中国・江西省の山間部のレアアース採掘現場 =平成25年6月(宮崎紀秀氏提供) 中国・江西省の山間部のレアアース採掘現場 =平成25年6月(宮崎紀秀氏提供)

 中国のレアアース開発は、最高指導者だったトウ小平が約24年前に改革開放と経済成長を呼びかけた「南巡講話」で述べた言葉が原動力となってきた。

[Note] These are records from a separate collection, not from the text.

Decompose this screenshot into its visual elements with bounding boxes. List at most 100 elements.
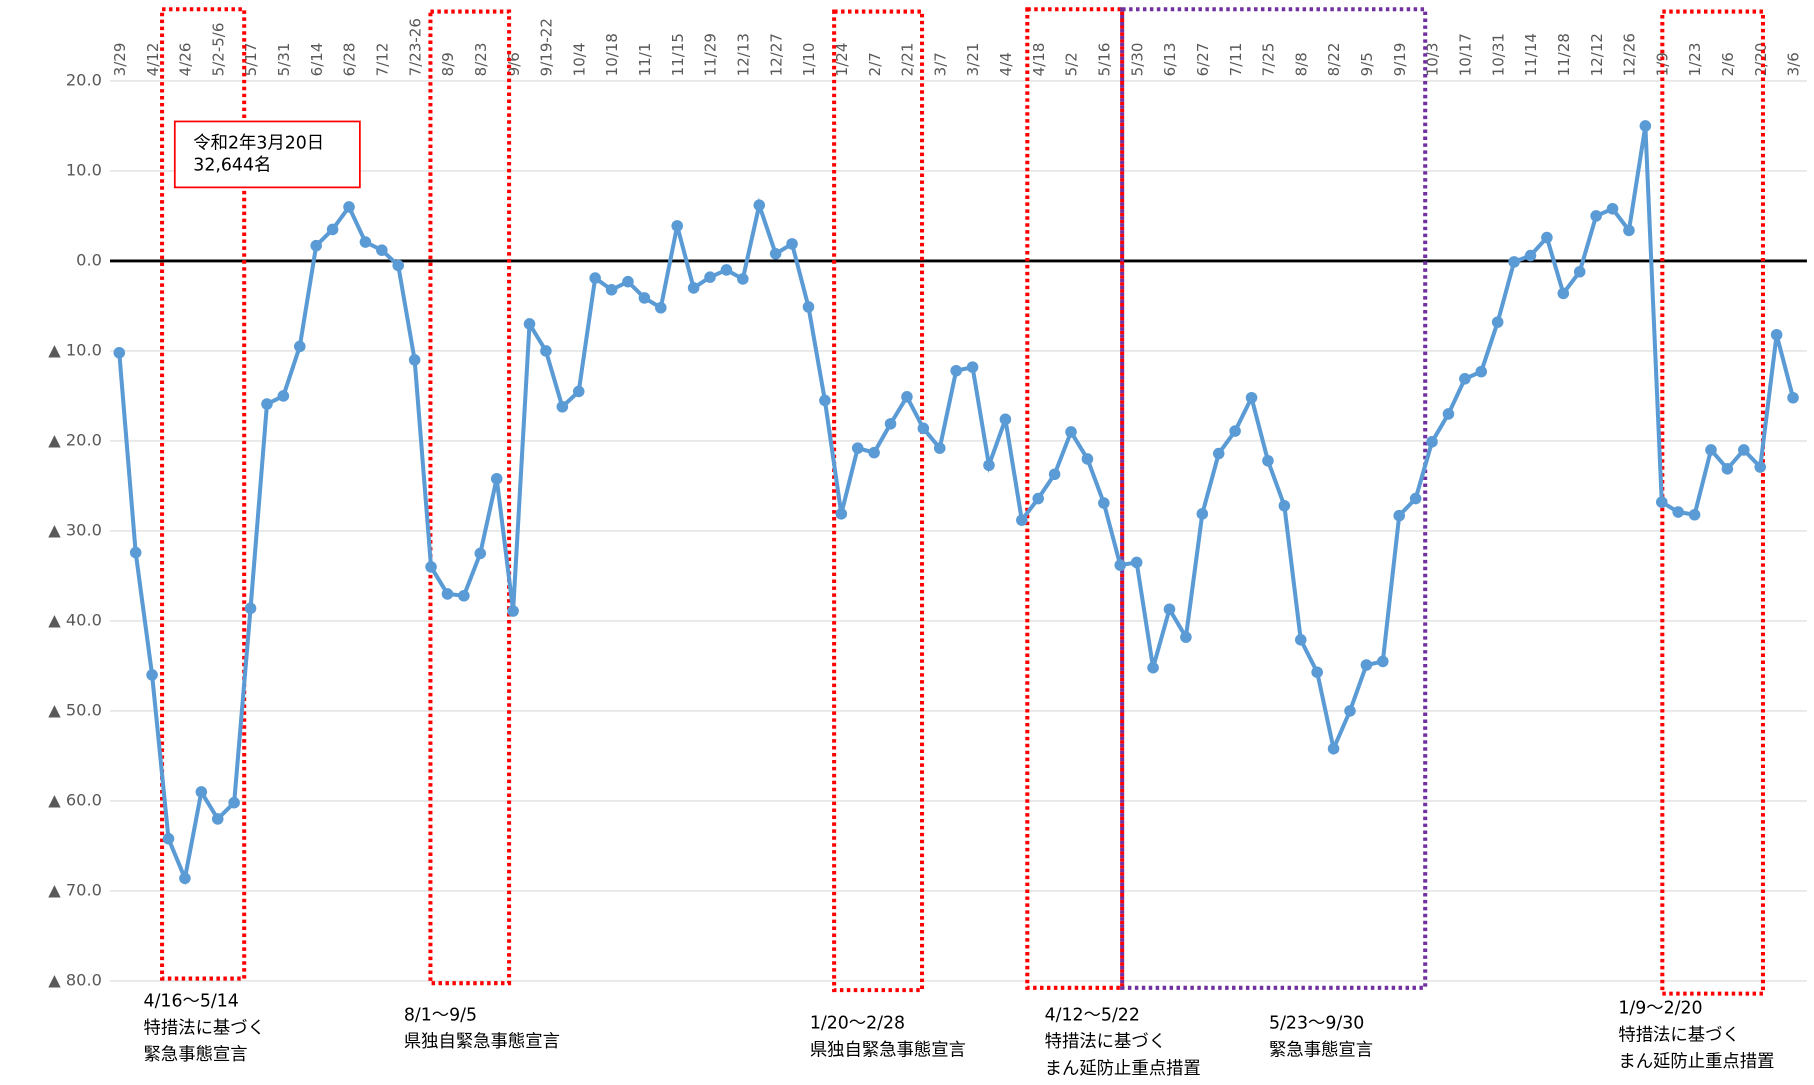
x-tick-label: 5/2-5/6 <box>209 23 227 77</box>
point <box>1721 463 1734 475</box>
point <box>1229 425 1241 437</box>
x-tick-label: 10/3 <box>1424 43 1442 77</box>
point <box>687 282 700 294</box>
point <box>1393 509 1406 522</box>
x-tick-label: 7/23-26 <box>406 18 424 76</box>
y-tick-label: ▲ 80.0 <box>48 970 102 989</box>
point <box>868 446 880 459</box>
point <box>786 238 798 250</box>
y-tick-label: ▲ 70.0 <box>48 880 102 899</box>
point <box>228 796 240 809</box>
point <box>769 247 782 260</box>
x-tick-label: 12/26 <box>1621 33 1639 76</box>
point <box>950 364 962 377</box>
point <box>1377 655 1389 668</box>
period-box <box>160 7 247 981</box>
point <box>129 546 142 559</box>
point <box>1262 454 1274 467</box>
point <box>523 318 536 330</box>
annotation: まん延防止重点措置 <box>1045 1059 1201 1079</box>
point <box>458 589 470 602</box>
point <box>211 813 224 825</box>
x-tick-label: 7/11 <box>1227 43 1245 77</box>
point <box>1147 661 1159 674</box>
point <box>819 394 831 407</box>
annotation: 県独自緊急事態宣言 <box>404 1032 560 1052</box>
point <box>802 301 815 313</box>
point <box>408 354 421 366</box>
point <box>1770 328 1783 341</box>
point <box>1196 508 1209 520</box>
y-tick-label: ▲ 60.0 <box>48 790 102 809</box>
point <box>1787 391 1799 404</box>
x-tick-label: 6/28 <box>341 43 359 77</box>
point <box>162 832 175 845</box>
point <box>1557 287 1570 300</box>
point <box>1016 514 1028 526</box>
point <box>704 271 716 283</box>
x-tick-label: 8/9 <box>439 52 457 76</box>
point <box>1344 705 1356 717</box>
point <box>376 244 388 256</box>
point <box>753 199 766 211</box>
period-box <box>1660 9 1765 996</box>
x-tick-label: 5/30 <box>1128 43 1146 77</box>
point <box>589 272 601 284</box>
x-tick-label: 11/14 <box>1522 33 1540 76</box>
point <box>572 385 585 398</box>
point <box>1327 742 1340 755</box>
point <box>1491 316 1504 328</box>
point <box>113 346 126 359</box>
x-tick-label: 5/31 <box>275 43 293 77</box>
point <box>1623 224 1635 237</box>
x-tick-label: 2/20 <box>1752 43 1770 77</box>
x-tick-label: 8/8 <box>1292 52 1310 76</box>
point <box>261 398 273 410</box>
point <box>1754 461 1767 473</box>
x-tick-label: 8/23 <box>472 43 490 77</box>
y-tick-label: 10.0 <box>66 160 102 179</box>
x-tick-label: 3/7 <box>931 52 949 76</box>
period-box <box>428 9 512 986</box>
x-tick-label: 11/15 <box>669 33 687 76</box>
point <box>293 340 306 353</box>
period-box <box>1120 7 1428 990</box>
point <box>1311 666 1323 679</box>
x-tick-label: 9/19 <box>1391 43 1409 77</box>
x-tick-label: 4/4 <box>997 52 1015 76</box>
y-tick-label: ▲ 40.0 <box>48 610 102 629</box>
x-tick-label: 2/21 <box>899 43 917 77</box>
x-tick-label: 12/13 <box>734 33 752 76</box>
x-tick-label: 5/17 <box>242 43 260 77</box>
point <box>1442 408 1455 420</box>
x-tick-label: 2/6 <box>1719 52 1737 76</box>
point <box>343 201 355 213</box>
point <box>999 413 1012 426</box>
point <box>1541 231 1553 244</box>
point <box>622 275 634 288</box>
point <box>310 239 322 252</box>
callout-text: 32,644名 <box>193 155 271 175</box>
annotation: まん延防止重点措置 <box>1618 1052 1774 1072</box>
point <box>1426 436 1438 448</box>
point <box>901 391 913 403</box>
x-tick-label: 10/17 <box>1457 33 1475 76</box>
x-tick-label: 8/22 <box>1325 43 1343 77</box>
x-tick-label: 11/28 <box>1555 33 1573 76</box>
point <box>490 472 503 485</box>
x-tick-label: 5/16 <box>1096 43 1114 77</box>
y-tick-label: 20.0 <box>66 70 102 89</box>
point <box>1360 659 1373 671</box>
point <box>146 669 158 681</box>
point <box>1081 453 1094 465</box>
point <box>1245 391 1258 404</box>
point <box>966 361 979 373</box>
point <box>1688 508 1701 521</box>
y-tick-label: ▲ 50.0 <box>48 700 102 719</box>
x-tick-label: 3/6 <box>1785 52 1803 76</box>
point <box>556 400 569 413</box>
point <box>1639 120 1652 132</box>
point <box>851 442 864 454</box>
x-tick-label: 12/12 <box>1588 33 1606 76</box>
x-tick-label: 4/26 <box>177 43 195 77</box>
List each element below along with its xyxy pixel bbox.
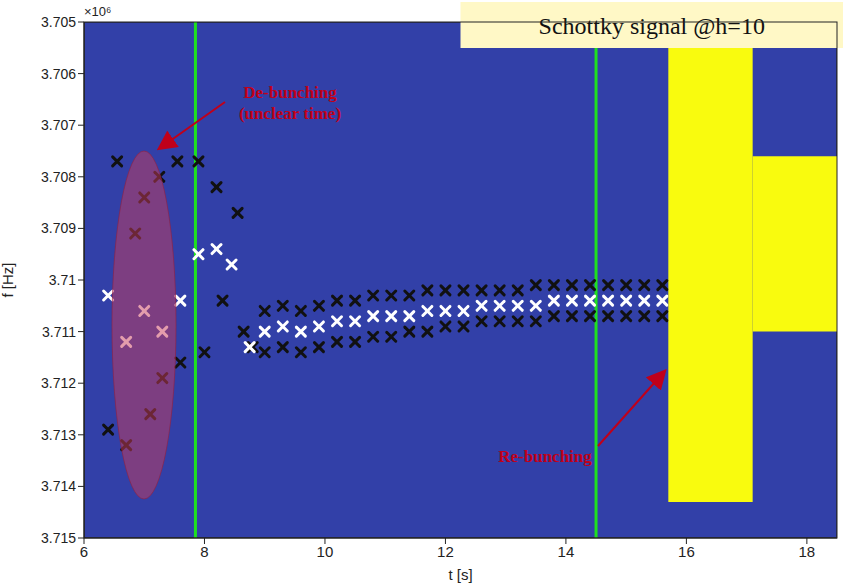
- svg-text:16: 16: [678, 543, 695, 560]
- svg-text:×10⁶: ×10⁶: [84, 4, 111, 19]
- svg-text:3.715: 3.715: [41, 530, 76, 546]
- svg-text:18: 18: [799, 543, 816, 560]
- svg-text:3.706: 3.706: [41, 66, 76, 82]
- svg-text:3.71: 3.71: [49, 272, 76, 288]
- svg-text:De-bunching: De-bunching: [243, 83, 337, 102]
- svg-text:f [Hz]: f [Hz]: [0, 262, 16, 297]
- svg-text:3.713: 3.713: [41, 427, 76, 443]
- svg-text:3.712: 3.712: [41, 375, 76, 391]
- svg-text:3.707: 3.707: [41, 117, 76, 133]
- svg-text:10: 10: [317, 543, 334, 560]
- svg-text:3.708: 3.708: [41, 169, 76, 185]
- svg-text:Schottky signal @h=10: Schottky signal @h=10: [539, 13, 765, 39]
- svg-text:14: 14: [558, 543, 575, 560]
- svg-text:(unclear time): (unclear time): [239, 104, 341, 123]
- svg-text:3.705: 3.705: [41, 14, 76, 30]
- svg-text:3.714: 3.714: [41, 478, 76, 494]
- svg-text:t [s]: t [s]: [448, 566, 472, 583]
- svg-text:12: 12: [437, 543, 454, 560]
- svg-text:Re-bunching: Re-bunching: [498, 447, 592, 466]
- svg-text:3.709: 3.709: [41, 220, 76, 236]
- svg-text:8: 8: [200, 543, 208, 560]
- svg-text:6: 6: [80, 543, 88, 560]
- svg-text:3.711: 3.711: [42, 324, 76, 340]
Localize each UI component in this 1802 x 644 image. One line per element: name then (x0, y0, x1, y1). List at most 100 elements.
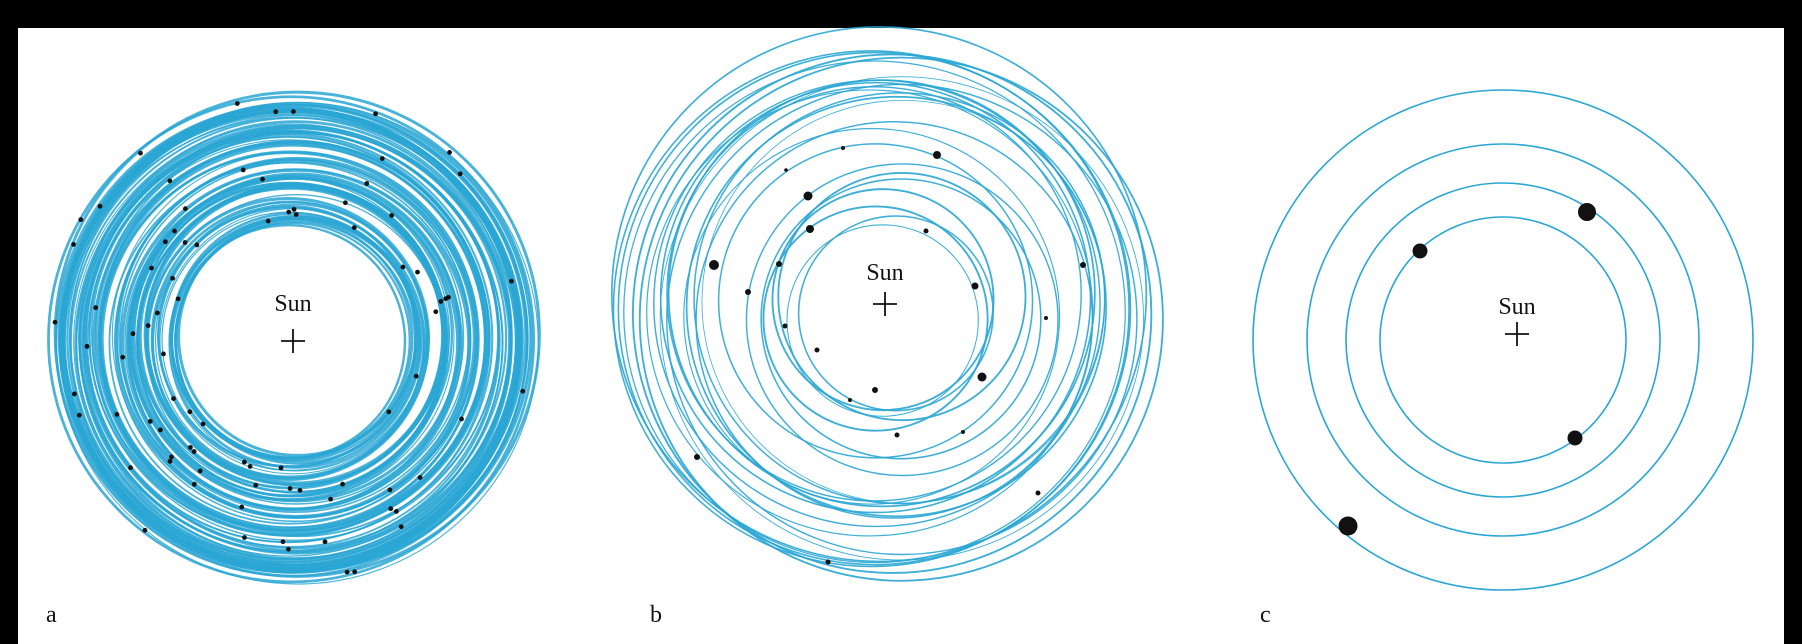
planetesimal (273, 109, 278, 114)
protoplanet (961, 430, 965, 434)
planetesimal (187, 409, 192, 414)
planetesimal (446, 295, 451, 300)
planetesimal (394, 509, 399, 514)
planetesimal (77, 413, 82, 418)
planetesimal (380, 156, 385, 161)
protoplanet (815, 348, 820, 353)
protoplanet (804, 192, 813, 201)
planetesimal (389, 213, 394, 218)
sun-label: Sun (866, 260, 903, 286)
planetesimal (281, 539, 286, 544)
planetesimal (373, 111, 378, 116)
planetesimal (415, 270, 420, 275)
protoplanet (826, 560, 831, 565)
planetesimal (400, 265, 405, 270)
planetesimal (286, 210, 291, 215)
planetesimal (364, 181, 369, 186)
planetesimal (433, 309, 438, 314)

 「中東有石油、中国有稀土、一定把我国稀土的優勢発揮出来」

 「中東には石油があるが、中国にはレアアースがある。中国はレアアースで優位性を発揮できるだろう」という意味だ。

 中国はレアアースの偏在性を十二分に利用してきた。レアアース鉱床は米国や豪州などの陸上にも分布しているが、中国以外では鉱床に含まれるトリウムなどの放射性元素の処理という環境問題がネックとなって開発は難しい。

 レアアースのうち、ジスプロシウムやテルビウムなどの重レアアースは、日本が得意とする最先端のハイテク製品には欠かせないが、量も少なく、中国一国がほぼ独占。平成22年9月の尖閣諸島(沖縄県石垣市)沖の漁船衝突事件を機に、禁輸という強気な態度で日本を「レアアースショック」で揺さぶることができたのもこの偏在性が背景にある。

 しかし、ここにきて中国は自国の陸上レアアース資源の開発は限界だと気づき始めているとの見方も出ている。

 重レアアース鉱床は中国でも南部にしか存在しない。北京を中心に活動するジャーナリスト、宮崎紀秀(45)は3年ほど前、中国南部の江西省のレアアース鉱床を取材したことがある。